Foi essa chateação o tempo todo. Terminada a peleja, encostado num poste logo na saída, Antõe Corajoso aguardava... Quando o compadre Neca saiu todo alegrão do recinto da tourada não teve tempo nem de piscar. Um bofetão lhe anuviou as vistas, e de cata cavacos focinhou de cara no chão. Levantou, quis falar qualquer coisa e outro bofetão o arremessou a três metros de distancia. Levantou de novo, mas dessa vez tomou outro rumo, desceu destrambelhado ladeira abaixo até a “rua de Baixo”. Chegou esbaforido no boteco do Piscula onde ainda se encontrava o amigo Najibe, que acompanhado por suas “branquinhas”, escutou compenetrado o relato do esfolado compadre Neca, e emendou:

- Isso não pode ficar assim compadre! Vamo lá ensinar esse tipinho que em terra de macho, toureiro tem berrá é que nem vaca! Vamo andando que o “38” tá na cintura!

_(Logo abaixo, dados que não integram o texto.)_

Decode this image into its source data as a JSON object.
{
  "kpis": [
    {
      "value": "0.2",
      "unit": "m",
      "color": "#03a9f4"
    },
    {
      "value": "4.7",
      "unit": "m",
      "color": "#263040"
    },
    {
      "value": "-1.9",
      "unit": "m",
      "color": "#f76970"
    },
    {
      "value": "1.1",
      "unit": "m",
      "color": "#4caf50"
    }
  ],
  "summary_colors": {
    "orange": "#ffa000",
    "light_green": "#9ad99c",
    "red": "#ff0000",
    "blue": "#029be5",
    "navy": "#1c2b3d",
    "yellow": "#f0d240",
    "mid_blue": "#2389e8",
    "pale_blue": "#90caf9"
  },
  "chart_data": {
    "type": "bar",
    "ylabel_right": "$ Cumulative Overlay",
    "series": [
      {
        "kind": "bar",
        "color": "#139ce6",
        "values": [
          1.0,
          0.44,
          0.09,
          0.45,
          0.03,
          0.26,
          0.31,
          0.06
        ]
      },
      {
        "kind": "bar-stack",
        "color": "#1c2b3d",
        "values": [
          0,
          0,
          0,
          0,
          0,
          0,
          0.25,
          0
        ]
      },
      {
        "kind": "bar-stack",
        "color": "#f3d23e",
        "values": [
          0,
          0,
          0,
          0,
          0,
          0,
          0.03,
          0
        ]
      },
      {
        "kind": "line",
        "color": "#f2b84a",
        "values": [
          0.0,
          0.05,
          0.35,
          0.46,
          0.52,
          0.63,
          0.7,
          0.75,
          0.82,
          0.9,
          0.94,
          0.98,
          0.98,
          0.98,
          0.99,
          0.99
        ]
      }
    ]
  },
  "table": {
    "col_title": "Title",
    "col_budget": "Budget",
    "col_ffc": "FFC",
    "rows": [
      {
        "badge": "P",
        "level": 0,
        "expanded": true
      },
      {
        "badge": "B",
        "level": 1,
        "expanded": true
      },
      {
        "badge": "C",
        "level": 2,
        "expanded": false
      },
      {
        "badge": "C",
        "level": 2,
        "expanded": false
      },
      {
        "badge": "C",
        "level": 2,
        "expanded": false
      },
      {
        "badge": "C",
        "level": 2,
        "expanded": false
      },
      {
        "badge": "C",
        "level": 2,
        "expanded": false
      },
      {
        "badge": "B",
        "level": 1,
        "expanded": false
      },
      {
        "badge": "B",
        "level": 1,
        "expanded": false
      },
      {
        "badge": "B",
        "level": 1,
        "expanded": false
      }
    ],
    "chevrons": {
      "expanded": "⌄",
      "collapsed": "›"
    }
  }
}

E lá foram os dois ladeira acima. Sérios, prontos para o que der e vier... Chegando, avistaram o brutamontes, já de banho tomado, sentado na sarjeta, fumando um cigarrinho... Tentando impostar a voz Najibe falou:

- Foi o senhor que bateu aqui no meu comadre Neca Ribeiro?

O homem levantou-se, e de cima seus quase 2 metros de altura respondeu:

- Foi, porque?

Apalpando a “cintura”, como que ameaçando puxar de lá, alguma arma, Najibe continuou:

- Por que eu quero ver se o senhor tem coragem de fazer isso de novo...

Não teve tempo nem de terminar a fala, e um novo “sopapo” estalou surdamente no ouvido do coitado do compadre Neca...

Por baixo do paletó, com a mão agarrada à cintura, num gesto de que, agora sairia “alguma coisa” de lá, Najibe repetiu:

- Agora que eu quero ver! Bate de novo se ocê for homem!

Antõe Corajoso não se fez de rogado, imediatamente outro bofetão, ainda mais forte, aninhou de vez o pobre compadre Neca na poeira do chão.

Com a mão ainda agarrada à cintura, Najibe correu até o alquebrado compadre Neca. Agachou e disse baixinho ao seu ouvido:

- Compadre, vamo embora que esse homem acaba te matando!